Je vous ai mis, au début, quelques paradoxes et on va aller en Suède qui est un pays qui est assez concerné par ces questions. Et vous allez voir qu’on arrive à une situation, quelque part, un peu délirante sur ce qui tourne autour de l’acte de copier. Ça c’est en Suède. Il faut savoir qu’en Suède, en 2012, il y a une église, qui a été reconnue comme religion officielle, qui est l’église du Kopimisme [4] qui s’est montée. Cette église est un groupe qui considère que « l’information est sacrée et la copie est un sacrement. L’information a une valeur en soi et cette valeur se multiplie grâce à la copie. » Leur geste sacré c’est le Ctrl+C, Ctrl+V, c’est l’acte du copier-coller. C’est une église. Là par exemple j’ai une vidéo sur Internet où on voit un mariage célébré par un prêtre de l’église du Kopimisme qui a donc marié deux personnes. Donc c’est un groupe religieux qui a élevé la copie au rang de geste sacré. Ça peut paraître quand même assez surprenant d’aller jusque là.
Il faut savoir, en fait, que l’arrière-plan de la Suède est assez complexe. Vous savez aussi que la Suède, peut-être, j’en parlerai tout à l’heure, c’est le pays du Parti Pirate. C’est aussi le pays où est né le plus grand site de partage de fichiers qui s’appelle The Pirate Bay, le Pirate Bay. Et, en fait, ces gens ont fait ça parce que, en ayant la protection du statut de religion officielle, ils espèrent pouvoir copier sans être empêchés par les entraves légales que peuvent être le droit d’auteur, etc. Un peu comme les Rastafari, à une époque, avaient élevé la consommation de cannabis au rang de pratique légale pour pouvoir le faire sans être empêchés par une forme de prohibition. Vous voyez, quand même, que c’est assez représentatif, je trouve, d’une situation un peu embrouillée autour de la notion de copie. Comme je vous le disais la Suède c’est aussi le pays de The Pirate Bay qui est le plus grand site d’échange de fichiers Torrent au monde. Donc là on est sur du partage de fichiers qui sont, en général, des œuvres protégées par le droit d’auteur, et ce site suscite des réactions assez virulentes de la part de ce qu’on appelle les industries culturelles qui l’ont attaqué dans plusieurs endroits dans le monde, en Suède, en Finlande, aux Pays-Bas, en Belgique et qui ont obtenu son blocage.

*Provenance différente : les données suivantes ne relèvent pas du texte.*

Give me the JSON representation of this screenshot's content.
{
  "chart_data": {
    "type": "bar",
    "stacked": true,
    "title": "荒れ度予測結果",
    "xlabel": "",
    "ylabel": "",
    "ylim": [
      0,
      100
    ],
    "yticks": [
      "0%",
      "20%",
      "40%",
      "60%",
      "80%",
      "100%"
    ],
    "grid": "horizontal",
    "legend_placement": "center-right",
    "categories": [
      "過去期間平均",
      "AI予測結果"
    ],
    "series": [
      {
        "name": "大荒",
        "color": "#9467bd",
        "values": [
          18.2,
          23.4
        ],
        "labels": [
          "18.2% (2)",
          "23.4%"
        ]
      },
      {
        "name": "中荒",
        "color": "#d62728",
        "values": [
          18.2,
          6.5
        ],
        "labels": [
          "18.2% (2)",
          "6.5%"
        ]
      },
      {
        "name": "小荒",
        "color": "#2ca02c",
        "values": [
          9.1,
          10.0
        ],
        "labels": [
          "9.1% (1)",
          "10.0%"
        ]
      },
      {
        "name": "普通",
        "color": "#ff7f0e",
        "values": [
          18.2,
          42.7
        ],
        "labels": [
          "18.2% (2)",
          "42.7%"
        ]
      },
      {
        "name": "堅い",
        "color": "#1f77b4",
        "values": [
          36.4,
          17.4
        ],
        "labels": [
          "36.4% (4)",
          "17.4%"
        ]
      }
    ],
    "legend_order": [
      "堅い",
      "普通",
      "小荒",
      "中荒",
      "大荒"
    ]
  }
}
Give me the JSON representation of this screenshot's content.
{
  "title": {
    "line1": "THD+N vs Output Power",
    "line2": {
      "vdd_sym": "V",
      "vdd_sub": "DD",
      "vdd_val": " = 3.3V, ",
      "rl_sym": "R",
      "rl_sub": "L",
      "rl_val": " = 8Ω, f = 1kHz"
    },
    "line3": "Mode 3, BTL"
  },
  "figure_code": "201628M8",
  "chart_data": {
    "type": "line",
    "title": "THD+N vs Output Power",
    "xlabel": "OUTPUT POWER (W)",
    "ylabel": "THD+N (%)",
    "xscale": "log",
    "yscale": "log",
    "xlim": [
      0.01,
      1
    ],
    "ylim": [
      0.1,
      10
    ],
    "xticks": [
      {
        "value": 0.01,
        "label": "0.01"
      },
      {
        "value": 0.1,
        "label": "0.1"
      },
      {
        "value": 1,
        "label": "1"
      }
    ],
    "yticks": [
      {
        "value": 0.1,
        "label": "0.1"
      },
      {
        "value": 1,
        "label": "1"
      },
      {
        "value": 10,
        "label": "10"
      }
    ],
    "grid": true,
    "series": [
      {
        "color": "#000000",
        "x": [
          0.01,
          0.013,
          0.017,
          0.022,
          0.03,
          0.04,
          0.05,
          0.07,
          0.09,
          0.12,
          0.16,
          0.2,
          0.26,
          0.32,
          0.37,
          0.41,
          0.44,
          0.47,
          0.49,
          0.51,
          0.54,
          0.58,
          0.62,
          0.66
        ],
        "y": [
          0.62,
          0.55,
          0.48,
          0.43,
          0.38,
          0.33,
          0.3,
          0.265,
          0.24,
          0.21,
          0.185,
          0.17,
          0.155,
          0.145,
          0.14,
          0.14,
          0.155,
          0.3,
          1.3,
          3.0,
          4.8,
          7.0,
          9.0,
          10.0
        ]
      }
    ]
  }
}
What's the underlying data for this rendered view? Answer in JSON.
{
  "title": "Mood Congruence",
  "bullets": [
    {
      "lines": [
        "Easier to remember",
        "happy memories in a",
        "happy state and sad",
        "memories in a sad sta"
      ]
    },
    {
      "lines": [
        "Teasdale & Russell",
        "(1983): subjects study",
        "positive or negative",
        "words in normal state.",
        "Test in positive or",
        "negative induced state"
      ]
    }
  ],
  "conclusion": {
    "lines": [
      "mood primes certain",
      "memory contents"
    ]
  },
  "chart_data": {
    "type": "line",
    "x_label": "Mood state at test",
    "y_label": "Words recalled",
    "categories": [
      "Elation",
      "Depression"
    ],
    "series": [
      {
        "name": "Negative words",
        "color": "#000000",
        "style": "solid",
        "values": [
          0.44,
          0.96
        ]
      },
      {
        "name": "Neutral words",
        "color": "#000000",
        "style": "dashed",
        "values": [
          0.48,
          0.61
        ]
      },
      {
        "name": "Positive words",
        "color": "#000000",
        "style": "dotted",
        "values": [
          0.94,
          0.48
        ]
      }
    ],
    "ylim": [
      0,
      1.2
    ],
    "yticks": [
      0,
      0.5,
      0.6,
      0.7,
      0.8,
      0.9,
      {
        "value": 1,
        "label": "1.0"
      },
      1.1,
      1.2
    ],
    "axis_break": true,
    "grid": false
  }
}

Les trois fondateurs du site, vous voyez en photo, ont été condamnés par la justice suédoise et on a appris, juste hier en fait, que la Cour européenne des droits de l’homme avait rejeté leur dernier recours et donc ils sont passibles de peines de prison et d’amendes assez importantes. L’un d’entre eux a aussi de gros ennuis judiciaires en Thaïlande. Voilà. On est dans une situation où ces personnes, pour avoir mis en place ce site, ont des soucis très importants.
Mais la Suède c’est aussi donc, comme je vous l’ai dit, le pays du Parti Pirate qui est un parti politique, qui a envoyé des représentants au Parlement européen. Il y a deux représentants suédois qui ont été élus comme députés européens et qui siègent au Parlement européen, qui prônent des réformes très importantes du droit d’auteur ainsi que des réformes du fonctionnement de la démocratie elle-même. C’est là où c’est paradoxal, la Suède est aussi le pays où est né un site de streaming légal, là cette fois-ci, qui s’appelle Spotify et c’est le pays, la Suède, où ce service se porte le mieux, avec des croissances de l’ordre de 50 % cette année par exemple.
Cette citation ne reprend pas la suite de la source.